Airflow separation may be a more accurate way to characterize what is happening to the tail than stall. This isn't a theory 185flier or I came up with. Sometimes Caravans crash for no apparent reason. The NTSB is not God, and their findings of probable cause are not always correct. (I think its just easier for them to fault improper deicing than to think that a plane with 25 plus years in service could have a serious, unknown problem.) I was briefed on an engineer's report several years ago detailing this phenomenon and it made sense to me.
The way I think it happens is the plane is climbing out and at too low an airspeed and the flaps are retracted. The angle of attack is high enough that when upforce is called for on the tail, the wing is effectively blocking it out. Airflow over the tail is normal until it needs to transition from negative to positive lift. Wings' downwash effects on a tail falling directly behind the wing may be more conducive to a tail with negative lift than to one with positive lift.

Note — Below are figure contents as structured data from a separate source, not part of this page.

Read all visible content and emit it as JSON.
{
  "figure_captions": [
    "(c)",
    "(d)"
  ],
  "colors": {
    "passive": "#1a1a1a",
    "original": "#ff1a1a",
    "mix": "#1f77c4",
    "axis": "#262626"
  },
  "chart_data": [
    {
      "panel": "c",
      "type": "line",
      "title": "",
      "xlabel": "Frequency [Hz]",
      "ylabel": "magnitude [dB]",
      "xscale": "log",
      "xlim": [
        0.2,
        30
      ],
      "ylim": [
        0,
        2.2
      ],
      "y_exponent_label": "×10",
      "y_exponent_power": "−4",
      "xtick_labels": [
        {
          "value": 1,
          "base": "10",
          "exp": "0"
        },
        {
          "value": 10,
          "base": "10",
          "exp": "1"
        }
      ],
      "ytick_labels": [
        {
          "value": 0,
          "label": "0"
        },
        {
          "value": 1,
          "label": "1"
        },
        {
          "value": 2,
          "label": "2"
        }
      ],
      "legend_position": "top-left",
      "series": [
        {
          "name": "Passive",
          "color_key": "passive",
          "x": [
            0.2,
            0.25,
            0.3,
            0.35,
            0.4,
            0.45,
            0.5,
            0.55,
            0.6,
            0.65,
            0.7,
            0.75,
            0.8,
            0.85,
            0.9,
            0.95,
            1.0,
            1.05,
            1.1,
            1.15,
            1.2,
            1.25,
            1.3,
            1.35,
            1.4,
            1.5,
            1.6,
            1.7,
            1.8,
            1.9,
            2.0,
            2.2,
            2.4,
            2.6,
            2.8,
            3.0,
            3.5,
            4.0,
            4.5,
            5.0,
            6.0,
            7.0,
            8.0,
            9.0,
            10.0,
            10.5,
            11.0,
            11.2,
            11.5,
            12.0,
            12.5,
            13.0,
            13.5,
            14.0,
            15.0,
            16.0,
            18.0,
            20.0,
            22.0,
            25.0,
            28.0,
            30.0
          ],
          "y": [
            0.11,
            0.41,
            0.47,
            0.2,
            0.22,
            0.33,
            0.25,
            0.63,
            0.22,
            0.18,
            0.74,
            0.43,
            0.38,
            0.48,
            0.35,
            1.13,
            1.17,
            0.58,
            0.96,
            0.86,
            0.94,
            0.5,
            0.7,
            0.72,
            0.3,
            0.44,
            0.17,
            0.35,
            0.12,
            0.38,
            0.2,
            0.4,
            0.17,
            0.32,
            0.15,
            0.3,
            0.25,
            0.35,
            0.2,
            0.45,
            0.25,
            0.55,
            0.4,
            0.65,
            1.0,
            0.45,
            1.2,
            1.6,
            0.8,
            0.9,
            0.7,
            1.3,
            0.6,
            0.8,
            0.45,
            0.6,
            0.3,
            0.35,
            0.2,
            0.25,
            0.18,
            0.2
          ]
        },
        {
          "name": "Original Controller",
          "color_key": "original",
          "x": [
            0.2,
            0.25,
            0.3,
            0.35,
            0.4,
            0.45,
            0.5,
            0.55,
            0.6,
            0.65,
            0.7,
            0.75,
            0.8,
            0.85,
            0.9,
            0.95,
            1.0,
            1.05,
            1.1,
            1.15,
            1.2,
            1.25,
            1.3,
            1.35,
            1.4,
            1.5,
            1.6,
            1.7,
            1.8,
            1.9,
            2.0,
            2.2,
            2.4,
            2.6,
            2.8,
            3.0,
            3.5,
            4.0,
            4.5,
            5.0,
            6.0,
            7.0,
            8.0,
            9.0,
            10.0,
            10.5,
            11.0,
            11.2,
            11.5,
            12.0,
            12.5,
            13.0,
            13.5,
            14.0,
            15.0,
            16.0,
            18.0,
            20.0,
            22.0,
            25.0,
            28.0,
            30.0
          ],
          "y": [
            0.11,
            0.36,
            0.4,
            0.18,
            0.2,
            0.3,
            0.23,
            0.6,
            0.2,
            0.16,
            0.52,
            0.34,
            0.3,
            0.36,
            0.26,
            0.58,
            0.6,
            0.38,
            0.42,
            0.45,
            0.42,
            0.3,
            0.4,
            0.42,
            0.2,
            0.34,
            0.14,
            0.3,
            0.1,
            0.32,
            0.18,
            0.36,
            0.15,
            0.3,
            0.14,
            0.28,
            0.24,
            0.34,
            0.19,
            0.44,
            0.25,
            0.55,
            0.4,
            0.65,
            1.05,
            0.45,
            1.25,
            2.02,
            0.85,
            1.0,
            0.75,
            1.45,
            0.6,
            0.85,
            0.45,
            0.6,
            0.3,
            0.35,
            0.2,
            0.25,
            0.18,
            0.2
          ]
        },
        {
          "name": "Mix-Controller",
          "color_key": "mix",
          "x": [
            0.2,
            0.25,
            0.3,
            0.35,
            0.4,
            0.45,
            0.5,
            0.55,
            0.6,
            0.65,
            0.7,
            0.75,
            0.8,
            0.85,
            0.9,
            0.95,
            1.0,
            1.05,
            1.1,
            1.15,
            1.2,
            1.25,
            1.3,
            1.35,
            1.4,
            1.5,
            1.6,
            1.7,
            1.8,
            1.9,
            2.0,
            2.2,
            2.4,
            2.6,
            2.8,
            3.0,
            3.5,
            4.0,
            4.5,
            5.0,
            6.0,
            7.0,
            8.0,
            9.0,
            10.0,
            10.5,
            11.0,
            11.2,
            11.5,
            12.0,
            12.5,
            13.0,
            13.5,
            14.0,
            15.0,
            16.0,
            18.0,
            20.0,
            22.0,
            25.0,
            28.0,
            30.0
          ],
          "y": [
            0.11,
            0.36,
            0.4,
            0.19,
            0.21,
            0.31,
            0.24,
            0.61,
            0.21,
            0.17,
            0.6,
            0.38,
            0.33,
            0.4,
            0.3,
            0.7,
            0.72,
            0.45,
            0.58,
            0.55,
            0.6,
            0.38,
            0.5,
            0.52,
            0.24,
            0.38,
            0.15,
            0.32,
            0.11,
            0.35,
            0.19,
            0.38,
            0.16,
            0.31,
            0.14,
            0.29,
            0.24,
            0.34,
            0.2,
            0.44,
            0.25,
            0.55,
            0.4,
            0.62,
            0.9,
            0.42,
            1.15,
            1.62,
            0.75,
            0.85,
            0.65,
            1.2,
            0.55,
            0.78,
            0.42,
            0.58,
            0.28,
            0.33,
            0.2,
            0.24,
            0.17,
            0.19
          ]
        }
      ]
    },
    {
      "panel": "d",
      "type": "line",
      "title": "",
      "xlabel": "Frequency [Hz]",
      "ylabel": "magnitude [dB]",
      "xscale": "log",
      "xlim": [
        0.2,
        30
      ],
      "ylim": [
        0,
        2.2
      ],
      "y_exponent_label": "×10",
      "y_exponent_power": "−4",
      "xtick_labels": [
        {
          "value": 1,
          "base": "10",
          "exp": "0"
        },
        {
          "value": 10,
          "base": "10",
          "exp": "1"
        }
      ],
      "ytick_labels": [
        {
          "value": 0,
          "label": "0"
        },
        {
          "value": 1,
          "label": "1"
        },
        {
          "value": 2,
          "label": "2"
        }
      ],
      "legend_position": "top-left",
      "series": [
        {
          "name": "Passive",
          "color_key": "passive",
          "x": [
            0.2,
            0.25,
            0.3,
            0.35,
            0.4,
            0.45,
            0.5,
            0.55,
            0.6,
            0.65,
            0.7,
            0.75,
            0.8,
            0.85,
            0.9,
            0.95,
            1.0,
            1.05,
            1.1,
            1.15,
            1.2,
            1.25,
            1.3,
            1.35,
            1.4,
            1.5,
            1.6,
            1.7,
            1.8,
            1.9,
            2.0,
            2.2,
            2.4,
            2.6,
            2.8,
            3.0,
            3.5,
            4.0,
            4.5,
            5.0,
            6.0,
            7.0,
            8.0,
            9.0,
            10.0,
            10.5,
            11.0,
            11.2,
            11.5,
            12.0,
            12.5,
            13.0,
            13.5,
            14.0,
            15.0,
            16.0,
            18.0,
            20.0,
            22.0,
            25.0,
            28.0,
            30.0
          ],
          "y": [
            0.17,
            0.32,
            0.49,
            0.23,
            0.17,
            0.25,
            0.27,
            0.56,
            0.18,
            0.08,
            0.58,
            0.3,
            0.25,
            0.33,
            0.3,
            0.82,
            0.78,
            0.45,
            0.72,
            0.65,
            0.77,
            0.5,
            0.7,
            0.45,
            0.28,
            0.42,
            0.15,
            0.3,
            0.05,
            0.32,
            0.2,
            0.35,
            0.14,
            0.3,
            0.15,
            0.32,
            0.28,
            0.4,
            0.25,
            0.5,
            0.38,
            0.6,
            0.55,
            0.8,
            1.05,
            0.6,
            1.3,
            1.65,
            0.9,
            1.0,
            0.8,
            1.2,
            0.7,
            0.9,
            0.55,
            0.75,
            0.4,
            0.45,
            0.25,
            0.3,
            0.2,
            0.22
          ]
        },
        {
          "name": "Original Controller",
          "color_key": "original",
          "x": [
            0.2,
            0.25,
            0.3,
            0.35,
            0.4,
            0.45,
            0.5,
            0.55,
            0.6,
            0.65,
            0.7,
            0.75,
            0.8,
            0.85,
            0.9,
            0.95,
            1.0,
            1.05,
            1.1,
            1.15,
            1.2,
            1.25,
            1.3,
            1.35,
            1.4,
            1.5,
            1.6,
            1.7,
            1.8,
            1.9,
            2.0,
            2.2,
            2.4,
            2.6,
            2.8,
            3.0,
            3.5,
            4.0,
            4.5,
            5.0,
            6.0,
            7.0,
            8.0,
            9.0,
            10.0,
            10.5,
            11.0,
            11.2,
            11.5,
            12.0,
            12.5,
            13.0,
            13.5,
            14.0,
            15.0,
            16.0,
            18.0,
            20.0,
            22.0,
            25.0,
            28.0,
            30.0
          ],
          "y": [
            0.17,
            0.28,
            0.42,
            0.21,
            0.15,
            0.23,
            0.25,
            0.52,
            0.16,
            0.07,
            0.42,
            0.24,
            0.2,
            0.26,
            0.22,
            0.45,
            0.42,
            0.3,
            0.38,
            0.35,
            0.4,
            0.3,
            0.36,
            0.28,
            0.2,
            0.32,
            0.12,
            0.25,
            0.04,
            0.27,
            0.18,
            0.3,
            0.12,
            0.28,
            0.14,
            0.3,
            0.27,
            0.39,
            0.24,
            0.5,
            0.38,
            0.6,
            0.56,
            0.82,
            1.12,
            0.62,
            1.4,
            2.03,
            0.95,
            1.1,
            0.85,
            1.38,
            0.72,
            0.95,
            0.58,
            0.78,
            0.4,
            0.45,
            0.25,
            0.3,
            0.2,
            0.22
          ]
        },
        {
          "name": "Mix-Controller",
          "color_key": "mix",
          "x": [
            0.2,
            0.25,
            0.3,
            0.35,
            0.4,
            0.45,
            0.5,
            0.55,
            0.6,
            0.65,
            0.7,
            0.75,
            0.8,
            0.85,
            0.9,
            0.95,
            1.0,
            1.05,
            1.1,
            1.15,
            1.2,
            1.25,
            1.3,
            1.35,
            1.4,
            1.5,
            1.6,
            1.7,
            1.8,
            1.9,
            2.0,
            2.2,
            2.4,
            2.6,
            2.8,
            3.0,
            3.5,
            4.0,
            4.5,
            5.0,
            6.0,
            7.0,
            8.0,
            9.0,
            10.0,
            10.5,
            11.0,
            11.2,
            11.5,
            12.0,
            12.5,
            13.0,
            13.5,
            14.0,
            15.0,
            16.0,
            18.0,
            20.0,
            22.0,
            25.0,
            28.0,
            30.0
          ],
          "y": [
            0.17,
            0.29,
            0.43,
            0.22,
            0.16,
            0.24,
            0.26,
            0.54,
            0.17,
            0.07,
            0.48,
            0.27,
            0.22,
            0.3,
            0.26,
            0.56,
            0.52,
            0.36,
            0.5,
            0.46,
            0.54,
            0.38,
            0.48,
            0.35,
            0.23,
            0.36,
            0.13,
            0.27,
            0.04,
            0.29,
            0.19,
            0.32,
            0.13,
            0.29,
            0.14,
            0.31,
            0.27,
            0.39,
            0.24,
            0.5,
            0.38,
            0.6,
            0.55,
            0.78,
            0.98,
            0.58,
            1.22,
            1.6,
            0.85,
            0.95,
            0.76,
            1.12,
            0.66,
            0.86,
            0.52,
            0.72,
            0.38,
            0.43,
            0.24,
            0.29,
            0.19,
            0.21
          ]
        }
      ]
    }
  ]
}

Picture someone at a low climb speed pushing flaps selector fully from 20 to zero, then diverting his attention elsewhere. If airflow separates over the tail when positive tail lift is required, and if right at that moment he continues to allow the flaps to retract, he is going to have a very bad day. All it would take to right this unfortunate situation (aside from not having retracted the flaps at too low an airspeed in the first place) would be to put the flap lever back down to where it was before the problem occurred. Then get some more airspeed, carefully, incrementally retract the flaps and continue the flight without incident.
Right at the moment when airflow separates over the tail the result is an uncommanded nose up. There is no Cessna recommended recovery technique for uncommanded nose up, so how is what 185flier and I recommend here in any way contravening Cessna?